Namun, sebelum melakukan aksi demonstrasi, PA 212 Akan melakukan audiensi terlebih dahulu dengan DPR dan Pemerintah. Apabila kebijakan legalisasi miras tetap dilaksanakan, maka aksi turun ke jalan menjadi opsi yang harus dilakukan.

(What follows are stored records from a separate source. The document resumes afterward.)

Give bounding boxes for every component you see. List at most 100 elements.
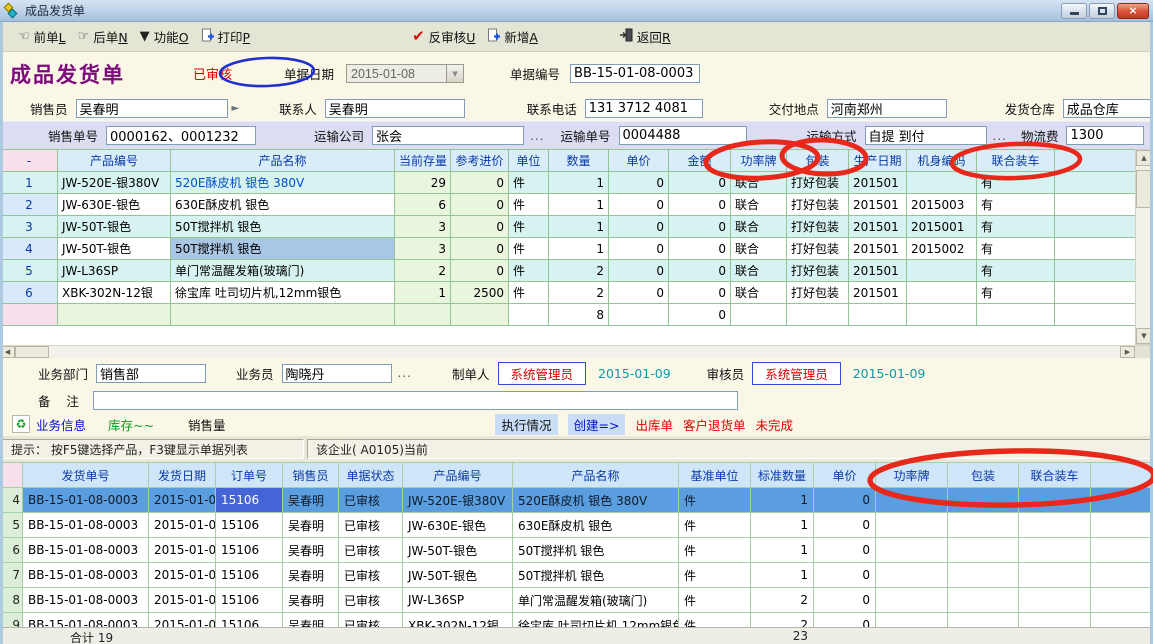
cell-joint-load[interactable] (1019, 588, 1091, 613)
col-header[interactable]: 功率牌 (731, 150, 787, 172)
close-button[interactable]: × (1117, 3, 1149, 19)
cell-status[interactable]: 已审核 (339, 563, 403, 588)
cell-joint-load[interactable] (1019, 563, 1091, 588)
outbound-link[interactable]: 出库单 (635, 415, 673, 434)
cell-amount[interactable]: 0 (669, 172, 731, 194)
cell-qty[interactable]: 2 (549, 260, 609, 282)
cell-order-no[interactable]: 15106 (216, 588, 283, 613)
cell-price[interactable]: 0 (609, 194, 669, 216)
cell-product-name[interactable]: 50T搅拌机 银色 (513, 538, 679, 563)
cell-ref-price[interactable]: 0 (451, 172, 509, 194)
table-row[interactable]: 3 JW-50T-银色 50T搅拌机 银色 3 0 件 1 0 0 联合 打好包… (1, 216, 1136, 238)
cell-status[interactable]: 已审核 (339, 538, 403, 563)
list-row[interactable]: 6 BB-15-01-08-0003 2015-01-08 15106 吴春明 … (1, 538, 1153, 563)
cell-delivery-date[interactable]: 2015-01-08 (149, 488, 216, 513)
seller-input[interactable] (76, 99, 228, 118)
cell-packing[interactable]: 打好包装 (787, 194, 849, 216)
cell-stock[interactable]: 2 (395, 260, 451, 282)
sales-qty-link[interactable]: 销售量 (188, 415, 226, 434)
print-button[interactable]: 打印P (195, 24, 257, 49)
cell-unit[interactable]: 件 (509, 216, 549, 238)
cell-order-no[interactable]: 15106 (216, 488, 283, 513)
cell-delivery-no[interactable]: BB-15-01-08-0003 (23, 538, 149, 563)
cell-serial[interactable]: 2015001 (907, 216, 977, 238)
col-header[interactable]: 机身编码 (907, 150, 977, 172)
cell-power-brand[interactable]: 联合 (731, 216, 787, 238)
trans-mode-input[interactable] (865, 126, 987, 145)
col-header[interactable]: 生产日期 (849, 150, 907, 172)
trans-co-input[interactable] (372, 126, 524, 145)
cell-prod-date[interactable]: 201501 (849, 216, 907, 238)
col-header[interactable]: 金额 (669, 150, 731, 172)
col-header[interactable]: 基准单位 (679, 463, 751, 488)
cell-delivery-date[interactable]: 2015-01-08 (149, 563, 216, 588)
cell-packing[interactable]: 打好包装 (787, 238, 849, 260)
unaudit-button[interactable]: ✔ 反审核U (406, 24, 481, 49)
cell-packing[interactable] (948, 488, 1019, 513)
cell-packing[interactable]: 打好包装 (787, 172, 849, 194)
col-header[interactable]: 联合装车 (977, 150, 1055, 172)
cell-base-unit[interactable]: 件 (679, 588, 751, 613)
cell-product-name[interactable]: 630E酥皮机 银色 (171, 194, 395, 216)
cell-base-unit[interactable]: 件 (679, 563, 751, 588)
cell-serial[interactable]: 2015003 (907, 194, 977, 216)
cell-price[interactable]: 0 (609, 238, 669, 260)
chevron-down-icon[interactable]: ▼ (446, 64, 464, 83)
return-button[interactable]: 返回R (614, 24, 677, 49)
cell-power-brand[interactable]: 联合 (731, 282, 787, 304)
cell-delivery-date[interactable]: 2015-01-08 (149, 538, 216, 563)
cell-amount[interactable]: 0 (669, 216, 731, 238)
col-header[interactable]: 参考进价 (451, 150, 509, 172)
cell-joint-load[interactable]: 有 (977, 172, 1055, 194)
cell-product-code[interactable]: JW-520E-银380V (403, 488, 513, 513)
col-header[interactable]: 产品名称 (171, 150, 395, 172)
cell-packing[interactable] (948, 588, 1019, 613)
cell-product-name[interactable]: 520E酥皮机 银色 380V (513, 488, 679, 513)
contact-input[interactable] (325, 99, 465, 118)
cell-joint-load[interactable]: 有 (977, 216, 1055, 238)
stock-link[interactable]: 库存~~ (108, 415, 154, 434)
cell-price[interactable]: 0 (814, 563, 876, 588)
cell-delivery-date[interactable]: 2015-01-08 (149, 513, 216, 538)
cell-prod-date[interactable]: 201501 (849, 260, 907, 282)
cell-product-code[interactable]: JW-L36SP (58, 260, 171, 282)
cell-product-name[interactable]: 520E酥皮机 银色 380V (171, 172, 395, 194)
remark-input[interactable] (93, 391, 738, 410)
function-button[interactable]: ▼ 功能O (134, 24, 195, 49)
scroll-right-icon[interactable]: ▶ (1120, 346, 1135, 358)
table-row[interactable]: 5 JW-L36SP 单门常温醒发箱(玻璃门) 2 0 件 2 0 0 联合 打… (1, 260, 1136, 282)
cell-product-name[interactable]: 630E酥皮机 银色 (513, 513, 679, 538)
address-input[interactable] (827, 99, 947, 118)
cell-std-qty[interactable]: 1 (751, 488, 814, 513)
list-row[interactable]: 7 BB-15-01-08-0003 2015-01-08 15106 吴春明 … (1, 563, 1153, 588)
dept-input[interactable] (96, 364, 206, 383)
cell-ref-price[interactable]: 0 (451, 238, 509, 260)
cell-ref-price[interactable]: 0 (451, 194, 509, 216)
cell-product-code[interactable]: XBK-302N-12银 (58, 282, 171, 304)
cell-joint-load[interactable]: 有 (977, 282, 1055, 304)
cell-prod-date[interactable]: 201501 (849, 238, 907, 260)
cell-power-brand[interactable] (876, 513, 948, 538)
cell-price[interactable]: 0 (814, 513, 876, 538)
list-row[interactable]: 8 BB-15-01-08-0003 2015-01-08 15106 吴春明 … (1, 588, 1153, 613)
cell-prod-date[interactable]: 201501 (849, 172, 907, 194)
cell-seller[interactable]: 吴春明 (283, 513, 339, 538)
cell-price[interactable]: 0 (609, 260, 669, 282)
cell-amount[interactable]: 0 (669, 194, 731, 216)
cell-price[interactable]: 0 (609, 282, 669, 304)
add-new-button[interactable]: 新增A (481, 24, 544, 49)
maximize-button[interactable] (1089, 3, 1115, 19)
cell-price[interactable]: 0 (609, 172, 669, 194)
cell-joint-load[interactable]: 有 (977, 260, 1055, 282)
cell-std-qty[interactable]: 2 (751, 588, 814, 613)
cell-serial[interactable] (907, 172, 977, 194)
cell-price[interactable]: 0 (814, 488, 876, 513)
cell-delivery-date[interactable]: 2015-01-08 (149, 588, 216, 613)
cell-price[interactable]: 0 (814, 538, 876, 563)
cell-status[interactable]: 已审核 (339, 588, 403, 613)
cell-delivery-no[interactable]: BB-15-01-08-0003 (23, 488, 149, 513)
cell-unit[interactable]: 件 (509, 282, 549, 304)
cell-stock[interactable]: 29 (395, 172, 451, 194)
refresh-icon[interactable]: ♻ (12, 415, 30, 433)
cell-seller[interactable]: 吴春明 (283, 488, 339, 513)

“Kita akan audiensi dengan DPR dan pemerintah terlebih dahulu, jika pemerintah terus memaksakan untuk investasi dan melegalkan Miras di wilayah NKRI serta DPR juga seirama dengan Pemerintah, maka saya akan ajak umat Islam khususnya Alumni 212 untuk turun kembali ke jalan secara besar besaran, demi menyelamatkan anak bangsa serta NKRI,” kata Maarif dikutip dari Okezone, Selasa (2/3/2021).

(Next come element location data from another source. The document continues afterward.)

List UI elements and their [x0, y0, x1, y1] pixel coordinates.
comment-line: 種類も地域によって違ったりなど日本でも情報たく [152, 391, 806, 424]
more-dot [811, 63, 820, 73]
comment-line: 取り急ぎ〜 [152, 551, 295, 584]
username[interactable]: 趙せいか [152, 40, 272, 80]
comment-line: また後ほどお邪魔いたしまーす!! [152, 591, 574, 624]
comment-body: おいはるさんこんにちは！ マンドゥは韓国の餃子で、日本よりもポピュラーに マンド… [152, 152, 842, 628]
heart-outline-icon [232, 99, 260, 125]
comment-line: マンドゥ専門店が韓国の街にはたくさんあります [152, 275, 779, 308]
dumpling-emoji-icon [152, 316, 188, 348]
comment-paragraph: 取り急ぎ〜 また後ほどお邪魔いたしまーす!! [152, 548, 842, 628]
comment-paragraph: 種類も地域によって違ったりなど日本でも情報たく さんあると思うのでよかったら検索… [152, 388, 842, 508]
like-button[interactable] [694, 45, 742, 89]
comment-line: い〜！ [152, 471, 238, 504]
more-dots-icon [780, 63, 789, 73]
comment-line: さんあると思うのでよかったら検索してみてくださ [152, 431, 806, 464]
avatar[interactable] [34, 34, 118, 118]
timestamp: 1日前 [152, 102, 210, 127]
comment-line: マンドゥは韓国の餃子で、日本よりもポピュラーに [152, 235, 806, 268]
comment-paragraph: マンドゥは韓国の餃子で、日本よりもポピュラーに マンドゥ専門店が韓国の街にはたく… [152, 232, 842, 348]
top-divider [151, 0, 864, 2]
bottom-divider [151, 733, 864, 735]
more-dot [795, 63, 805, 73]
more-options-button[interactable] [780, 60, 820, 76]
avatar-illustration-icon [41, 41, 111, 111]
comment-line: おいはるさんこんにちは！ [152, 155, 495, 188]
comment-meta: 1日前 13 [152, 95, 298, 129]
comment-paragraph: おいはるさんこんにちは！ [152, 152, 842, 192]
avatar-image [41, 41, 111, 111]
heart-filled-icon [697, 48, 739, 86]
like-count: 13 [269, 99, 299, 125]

Menurut Maarif, miras sudah terbukti merusak anak bangsa dan salah satu biang keladi kejahatan di negeri ini. Di sisi lain, Indonesia adalah negara berketuhanan. Jadi kata dia investasi dan pelegalan miras jelas bertentangan dengan Pancasila dan keyakinan mayoritas penduduk NKRI.

“Dan tidak ada Tuhan agama manapun yang membolehkan umatnya untuk mengkonsumsi miras. Jadi investasi dan pelegalan miras jelas bertentangan dengan Pancasila dan keyakinan mayoritas penduduk NKRI,” katanya.

“Apa Pancasila sudah tidak lagi menjadi dasar bernegara mau diganti anti Tuhan? Jadi satu kata cabut dan batalkan Perpres tersebut,” tambahnya.

Perpres Nomor 10 Tahun 2021 tentang Bidang Usaha Penanaman Modal merupakan turunan Undang-undang Cipta Kerja.

Dalam beleid itu terdapat sejumlah persyaratan di antaranya penanaman modal terkait miras baru dapat dilakukan di beberapa provinsi, yaitu Bali, Nusa Tenggara Timur, Sulawesi Utara dan Papua, dengan memperhatikan budaya dan kearifan lokal setempat.

Persyaratan berikutnya, penanaman modal di luar provinsi tersebut, maka harus mendapat ketetapan dari Kepala Badan Koordinasi Penanaman Modal (BKPM) berdasarkan usulan gubernur.